In an announcement Monday, the FDA said they have approved Epidiolex (cannabidiol) oral solution.

The drug, Epidiolex, is meant to treat seizures resulting from Dravet syndrome and Lennox-Gastaut syndrome, two rare forms of epilepsy. United Kingdom -based GW Pharmaceuticals says the solution, taken by mouth, is made from a proprietary strain of cannabis created to maximize a therapeutic component while minimizing components that produce euphoria. Where is weed legal?

"This approval serves as a reminder that advancing sound development programs that properly evaluate active ingredients contained in marijuana can lead to important medical therapies" said FDA Commissioner Scott Gottlieb.

Now with the approval of Epidiolex, a drug that will not produce an euphoric "high" feeling in the user - Devinsky said he expected CBD would be moved down to a schedule 4 or 5 drug, which is one that poses a low potential for abuse and dependence.

"In the world of Dravet, there is always the fear of "running out of options" and now, as a community, we have one more option which gives families more hope and peace of mind", she added. The drugmaker is testing other CBD treatments for glioblastoma and schizophrenia.

Carson says he will likely prescribe Epidiolex going forward. On the other hand, CBD derived from cannabis is a schedule I drug, and only 28 states and Washington, DC have so far legalized it; 15 states have only legalized CBD by itself.

"For a maligned substance like cannabis, I think the vindication tour will ultimately be years long", said Ricardo Baca, a former marijuana editor at the Denver Post, and the founder of Grasslands, a cannabis PR agency.

"The promotion and use of these unapproved products may keep some patients from accessing appropriate, recognized therapies to treat serious and even fatal diseases", Gottlieb said. Only products that have received formal FDA approval can make such claims, typically requiring clinical trials costing millions.

Industry supporters downplayed the impact of the FDA approval.

The FDA signed off on the use of Epidiolex, a drug from Britain's GW Pharmaceuticals, to treat two kinds of epilepsy.

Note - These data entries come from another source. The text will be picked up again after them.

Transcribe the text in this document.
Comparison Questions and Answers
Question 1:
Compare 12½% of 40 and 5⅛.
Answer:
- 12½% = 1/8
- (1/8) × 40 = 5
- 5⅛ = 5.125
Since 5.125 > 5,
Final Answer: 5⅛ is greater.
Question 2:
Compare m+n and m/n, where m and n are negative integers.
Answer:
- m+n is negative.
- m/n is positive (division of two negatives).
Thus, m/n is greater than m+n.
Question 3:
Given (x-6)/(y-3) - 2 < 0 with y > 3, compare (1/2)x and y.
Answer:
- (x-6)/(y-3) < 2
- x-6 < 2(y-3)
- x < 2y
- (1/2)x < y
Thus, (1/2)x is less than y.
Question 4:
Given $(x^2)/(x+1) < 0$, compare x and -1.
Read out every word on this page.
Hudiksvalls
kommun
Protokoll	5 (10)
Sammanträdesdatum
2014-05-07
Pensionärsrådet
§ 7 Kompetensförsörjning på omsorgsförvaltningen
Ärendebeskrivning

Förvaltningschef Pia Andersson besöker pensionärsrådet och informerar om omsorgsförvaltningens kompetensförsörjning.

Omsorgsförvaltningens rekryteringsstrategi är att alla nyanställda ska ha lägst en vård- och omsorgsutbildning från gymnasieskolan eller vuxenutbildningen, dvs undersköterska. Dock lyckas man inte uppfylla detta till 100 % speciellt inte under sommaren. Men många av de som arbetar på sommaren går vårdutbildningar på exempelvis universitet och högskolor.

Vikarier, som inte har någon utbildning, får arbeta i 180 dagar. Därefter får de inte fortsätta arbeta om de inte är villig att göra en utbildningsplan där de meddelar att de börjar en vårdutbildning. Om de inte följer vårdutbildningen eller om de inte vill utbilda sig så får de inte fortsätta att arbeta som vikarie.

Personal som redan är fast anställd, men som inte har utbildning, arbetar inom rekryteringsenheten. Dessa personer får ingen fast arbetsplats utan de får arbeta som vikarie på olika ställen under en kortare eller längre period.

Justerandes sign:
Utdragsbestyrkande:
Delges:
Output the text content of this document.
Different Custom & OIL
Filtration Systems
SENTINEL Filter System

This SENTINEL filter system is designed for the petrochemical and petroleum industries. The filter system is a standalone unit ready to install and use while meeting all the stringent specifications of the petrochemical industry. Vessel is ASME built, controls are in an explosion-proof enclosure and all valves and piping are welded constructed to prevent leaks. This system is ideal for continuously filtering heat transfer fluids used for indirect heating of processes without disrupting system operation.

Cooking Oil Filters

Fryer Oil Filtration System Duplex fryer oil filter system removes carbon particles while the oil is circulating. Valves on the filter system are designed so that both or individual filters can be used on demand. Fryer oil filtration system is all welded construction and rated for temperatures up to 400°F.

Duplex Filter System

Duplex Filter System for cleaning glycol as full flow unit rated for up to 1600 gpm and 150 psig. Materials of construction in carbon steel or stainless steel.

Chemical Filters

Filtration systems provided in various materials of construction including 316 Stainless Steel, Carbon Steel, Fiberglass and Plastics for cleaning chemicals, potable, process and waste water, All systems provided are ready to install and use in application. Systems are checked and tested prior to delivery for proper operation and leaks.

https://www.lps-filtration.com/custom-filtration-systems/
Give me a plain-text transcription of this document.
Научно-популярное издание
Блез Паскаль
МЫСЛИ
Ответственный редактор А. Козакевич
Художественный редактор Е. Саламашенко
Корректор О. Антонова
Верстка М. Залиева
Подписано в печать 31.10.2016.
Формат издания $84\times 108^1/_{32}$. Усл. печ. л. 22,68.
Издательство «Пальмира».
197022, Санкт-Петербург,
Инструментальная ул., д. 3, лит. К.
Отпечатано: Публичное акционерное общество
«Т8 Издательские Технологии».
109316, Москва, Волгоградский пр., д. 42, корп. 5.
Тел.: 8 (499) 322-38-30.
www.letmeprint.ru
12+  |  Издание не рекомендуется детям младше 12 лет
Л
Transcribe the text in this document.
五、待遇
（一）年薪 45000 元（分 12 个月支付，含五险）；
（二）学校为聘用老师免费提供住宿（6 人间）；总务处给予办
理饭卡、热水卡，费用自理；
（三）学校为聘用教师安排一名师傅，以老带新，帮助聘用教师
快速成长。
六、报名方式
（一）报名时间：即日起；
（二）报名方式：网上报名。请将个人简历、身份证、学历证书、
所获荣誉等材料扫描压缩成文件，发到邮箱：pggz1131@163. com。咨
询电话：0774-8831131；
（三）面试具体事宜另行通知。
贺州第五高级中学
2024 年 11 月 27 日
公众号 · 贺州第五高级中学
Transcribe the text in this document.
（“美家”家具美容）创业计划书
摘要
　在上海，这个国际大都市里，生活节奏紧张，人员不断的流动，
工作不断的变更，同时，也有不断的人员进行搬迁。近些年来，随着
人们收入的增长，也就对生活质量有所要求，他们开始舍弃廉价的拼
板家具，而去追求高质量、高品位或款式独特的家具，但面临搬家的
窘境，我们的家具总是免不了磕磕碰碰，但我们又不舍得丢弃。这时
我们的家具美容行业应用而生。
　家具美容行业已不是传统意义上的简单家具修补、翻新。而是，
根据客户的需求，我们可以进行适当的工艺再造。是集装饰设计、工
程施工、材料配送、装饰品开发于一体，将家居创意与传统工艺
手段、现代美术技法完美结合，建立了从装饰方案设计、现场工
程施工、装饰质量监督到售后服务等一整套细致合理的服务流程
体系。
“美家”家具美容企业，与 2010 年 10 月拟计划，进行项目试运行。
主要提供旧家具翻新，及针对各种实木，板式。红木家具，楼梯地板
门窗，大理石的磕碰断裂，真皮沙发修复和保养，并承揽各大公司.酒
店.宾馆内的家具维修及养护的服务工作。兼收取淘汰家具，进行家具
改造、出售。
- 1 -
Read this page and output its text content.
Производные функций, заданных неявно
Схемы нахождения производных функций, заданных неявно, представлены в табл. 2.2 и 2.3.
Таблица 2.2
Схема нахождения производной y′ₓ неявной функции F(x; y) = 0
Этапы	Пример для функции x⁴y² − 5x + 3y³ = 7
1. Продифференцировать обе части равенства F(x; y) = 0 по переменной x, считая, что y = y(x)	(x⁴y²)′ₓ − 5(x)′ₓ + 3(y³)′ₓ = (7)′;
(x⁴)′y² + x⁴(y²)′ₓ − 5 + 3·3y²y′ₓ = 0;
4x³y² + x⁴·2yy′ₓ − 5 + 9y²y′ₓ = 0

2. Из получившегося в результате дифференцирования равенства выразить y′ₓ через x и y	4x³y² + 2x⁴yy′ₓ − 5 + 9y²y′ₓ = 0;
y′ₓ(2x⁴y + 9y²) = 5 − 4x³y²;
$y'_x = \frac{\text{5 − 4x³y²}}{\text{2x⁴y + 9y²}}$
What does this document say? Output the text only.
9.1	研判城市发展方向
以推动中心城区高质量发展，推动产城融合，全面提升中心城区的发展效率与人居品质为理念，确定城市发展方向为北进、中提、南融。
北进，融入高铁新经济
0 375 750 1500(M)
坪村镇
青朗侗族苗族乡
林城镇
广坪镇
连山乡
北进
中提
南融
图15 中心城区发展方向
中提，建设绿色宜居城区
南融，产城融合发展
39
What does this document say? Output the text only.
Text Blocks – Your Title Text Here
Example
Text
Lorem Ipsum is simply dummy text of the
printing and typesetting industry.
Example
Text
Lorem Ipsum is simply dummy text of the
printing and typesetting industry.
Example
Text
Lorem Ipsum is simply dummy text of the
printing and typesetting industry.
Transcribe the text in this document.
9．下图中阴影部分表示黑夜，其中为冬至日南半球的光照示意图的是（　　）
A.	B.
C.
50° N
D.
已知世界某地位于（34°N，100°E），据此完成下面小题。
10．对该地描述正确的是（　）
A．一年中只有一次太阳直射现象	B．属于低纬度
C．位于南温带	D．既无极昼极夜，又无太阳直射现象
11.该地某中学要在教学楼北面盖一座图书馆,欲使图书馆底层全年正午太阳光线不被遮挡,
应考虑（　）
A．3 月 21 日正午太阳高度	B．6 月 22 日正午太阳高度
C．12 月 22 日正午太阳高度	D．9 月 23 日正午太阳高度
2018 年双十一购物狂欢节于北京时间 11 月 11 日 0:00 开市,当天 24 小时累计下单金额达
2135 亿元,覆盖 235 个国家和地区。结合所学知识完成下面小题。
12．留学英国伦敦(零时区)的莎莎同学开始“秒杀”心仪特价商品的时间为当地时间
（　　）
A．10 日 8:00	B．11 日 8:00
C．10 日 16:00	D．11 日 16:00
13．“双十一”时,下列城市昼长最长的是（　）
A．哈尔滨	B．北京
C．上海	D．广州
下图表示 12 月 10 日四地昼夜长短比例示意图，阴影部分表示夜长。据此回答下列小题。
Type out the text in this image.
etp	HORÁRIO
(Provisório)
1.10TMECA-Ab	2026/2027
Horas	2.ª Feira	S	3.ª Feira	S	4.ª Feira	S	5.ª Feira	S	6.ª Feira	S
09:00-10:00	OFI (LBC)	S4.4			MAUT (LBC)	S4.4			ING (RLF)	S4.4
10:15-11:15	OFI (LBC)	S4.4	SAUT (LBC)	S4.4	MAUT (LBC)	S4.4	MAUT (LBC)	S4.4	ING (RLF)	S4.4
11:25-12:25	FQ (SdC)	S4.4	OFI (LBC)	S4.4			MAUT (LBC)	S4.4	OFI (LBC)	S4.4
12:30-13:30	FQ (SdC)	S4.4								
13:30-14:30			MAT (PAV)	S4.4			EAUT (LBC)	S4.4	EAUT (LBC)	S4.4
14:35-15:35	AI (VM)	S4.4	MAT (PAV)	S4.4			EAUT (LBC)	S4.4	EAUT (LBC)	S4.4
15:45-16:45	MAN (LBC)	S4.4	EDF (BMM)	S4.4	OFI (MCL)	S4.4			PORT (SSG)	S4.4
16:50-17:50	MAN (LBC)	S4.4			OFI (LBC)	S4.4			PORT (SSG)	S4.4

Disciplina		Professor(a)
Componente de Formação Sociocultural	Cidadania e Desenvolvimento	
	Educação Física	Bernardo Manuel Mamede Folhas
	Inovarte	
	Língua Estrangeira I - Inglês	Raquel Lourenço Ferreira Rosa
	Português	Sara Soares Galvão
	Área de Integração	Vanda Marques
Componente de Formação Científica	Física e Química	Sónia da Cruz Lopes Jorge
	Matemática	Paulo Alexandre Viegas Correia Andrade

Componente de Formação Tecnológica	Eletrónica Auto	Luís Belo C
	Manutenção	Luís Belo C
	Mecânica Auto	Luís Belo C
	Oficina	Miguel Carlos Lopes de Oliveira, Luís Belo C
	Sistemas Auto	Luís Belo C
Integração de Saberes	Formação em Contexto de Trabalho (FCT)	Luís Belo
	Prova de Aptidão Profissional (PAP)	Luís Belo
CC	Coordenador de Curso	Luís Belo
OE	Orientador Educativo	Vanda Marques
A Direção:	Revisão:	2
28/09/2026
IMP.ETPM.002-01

"The FDA prepares and transmits... a medical and scientific analysis of substances subject to scheduling, like CBD, and provides recommendations to the Drug Enforcement Administration (DEA) regarding controls under the [Controlled Substances Act]", the FDA stated, indicating that it will recommend that CBD be rescheduled but the act of shifting the substance's legality is ultimately in the DEA's hands. GW Pharma says about 6,000 to 10,000 have Dravet Syndrome. Before the panel meeting, FDA staff also backed the drug in their own report, saying the company offered "substantial evidence" of efficacy.

Many parents already are giving children unregulated CBD formulations that are available in medical marijuana dispensaries in the many states where such operations are legal. Patients experience frequent, severe seizures, in some cases more than 100 per day.

The FDA's decision is historic but it is not unexpected.

The European Medical Society is also considering approval of Epidiolex and is expected to announce a decision in the first quarter of next year, according to Gover.